Mexique: pour la première fois, une femme aux portes de la présidence

  • La maire de Mexico, Claudia Sheinbaum, 60 ans, tient la corde face au ministre des AE, Marcelo Ebrard, 62 ans, dans la course à la succession du président Andres Manuel Lopez Obrador, très populaire
  • Cette scientifique de formation prépare les esprits face à son rival et deux autres outsiders au sein du Mouvement pour la régénération nationale (Morena), et dans l'opinion publique

MEXICO: Et si c'était elle? Pour la première fois, le Mexique, réputé machiste, peut porter une femme à la tête de l'Etat en 2024, selon les rapports de force actuels au sein du parti au pouvoir qui réunit son congrès annuel ce week-end.

La maire de Mexico, Claudia Sheinbaum, 60 ans, tient la corde face au ministre des Affaires étrangères, Marcelo Ebrard, 62 ans, dans la course à la succession du président Andres Manuel Lopez Obrador, très populaire.

Cette scientifique de formation prépare les esprits face à son rival et deux autres outsiders au sein du Mouvement pour la régénération nationale (Morena), et dans l'opinion publique.

"Une femme peut être astronaute, avocate, policière, députée gouverneure et présidente de la République", lance-t-elle lors de ses déplacements loin de son fief à l'invitation des gouverneurs du mouvement Morena.

"Présidente! présidente!" ont scandé des militants à Tijuana ou Sonora (nord-ouest et nord).

Le Mexique, qui a officiellement enregistré 1.004 féminicides en 2021, est prêt pour élire une femme présidente, à part peut-être dans quelques bastions conservateurs, avance son entourage.

Les sondages le confirment.

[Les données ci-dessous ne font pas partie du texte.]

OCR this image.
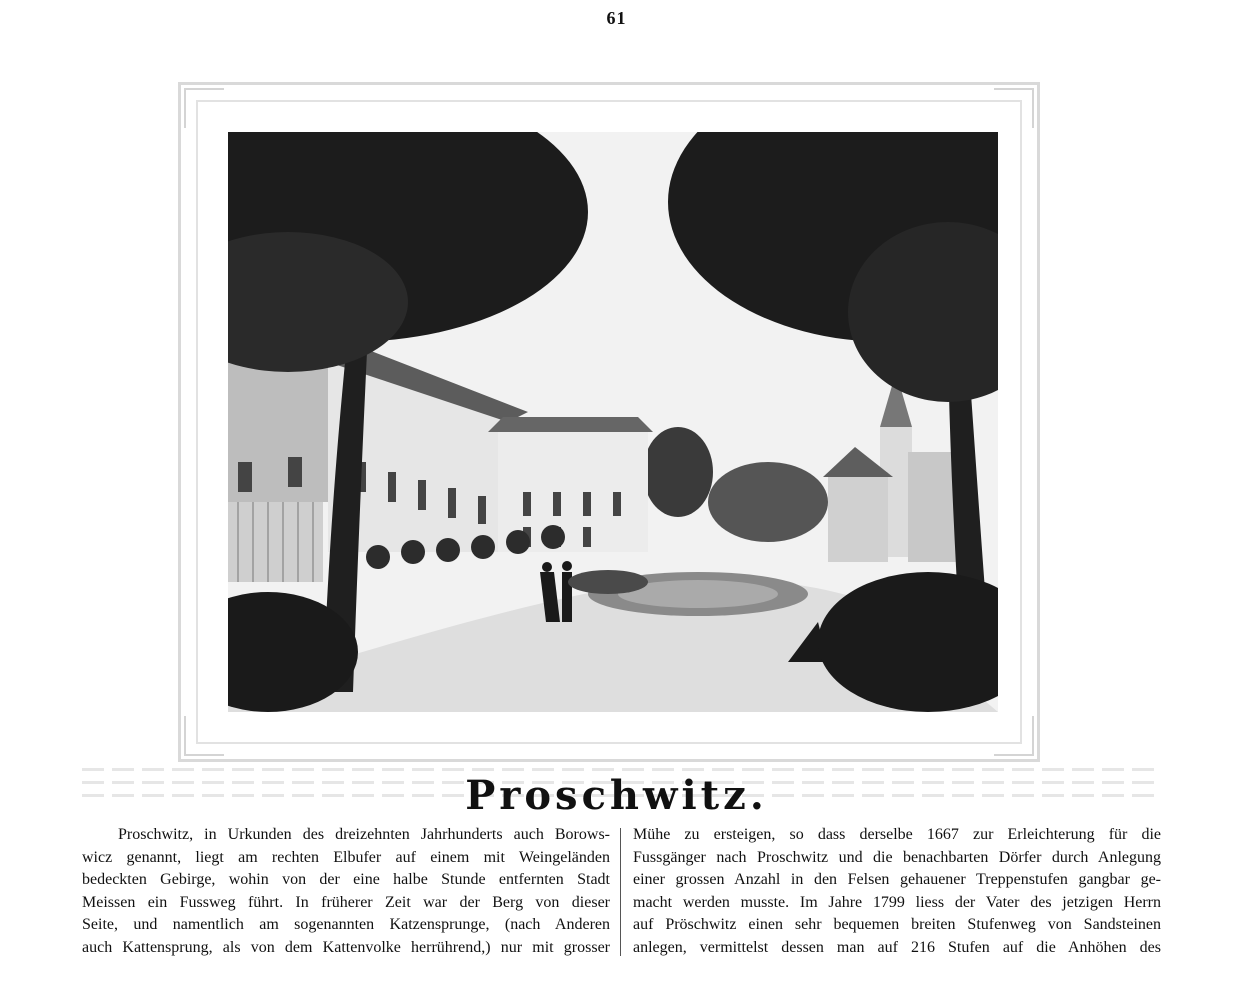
61
Proschwitz.
Proschwitz, in Urkunden des dreizehnten Jahrhunderts auch Borows-
wicz genannt, liegt am rechten Elbufer auf einem mit Weingeländen
bedeckten Gebirge, wohin von der eine halbe Stunde entfernten Stadt
Meissen ein Fussweg führt. In früherer Zeit war der Berg von dieser
Seite, und namentlich am sogenannten Katzensprunge, (nach Anderen
auch Kattensprung, als von dem Kattenvolke herrührend,) nur mit grosser
Mühe zu ersteigen, so dass derselbe 1667 zur Erleichterung für die
Fussgänger nach Proschwitz und die benachbarten Dörfer durch Anlegung
einer grossen Anzahl in den Felsen gehauener Treppenstufen gangbar ge-
macht werden musste. Im Jahre 1799 liess der Vater des jetzigen Herrn
auf Pröschwitz einen sehr bequemen breiten Stufenweg von Sandsteinen
anlegen, vermittelst dessen man auf 216 Stufen auf die Anhöhen des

A 82%, les Mexicains se déclarent prêts à voter pour une femme, selon une enquête de l'institut Enkoll réalisée auprès de 1 211 personnes en âge de voter.

La maire de Mexico devance le ministre Ebrard dans la bataille pour l'investiture de Morena, selon cette étude publiée le 29 août: 35% voteraient Sheinbaum pour représenter le parti au pouvoir, contre 26% Ebrard.

L'écart en sa faveur est plus serré dans une autre enquête de Poligrama publiée le 6 septembre (32,9% contre 30,3%).

Le candidat ou la candidate de Morena aura de bonnes chances de l'emporter en 2024, porté(e) par la popularité du président Lopez Obrador auprès des classes populaires, face à une opposition affaiblie et divisée.

Entre 42 et 55% des électeurs se déclarent prêts à voter pour Morena, contre 16 à 22% pour le PAN (droite), selon l'enquête d'Enkoll, qui reconnaît que les élections sont encore loin.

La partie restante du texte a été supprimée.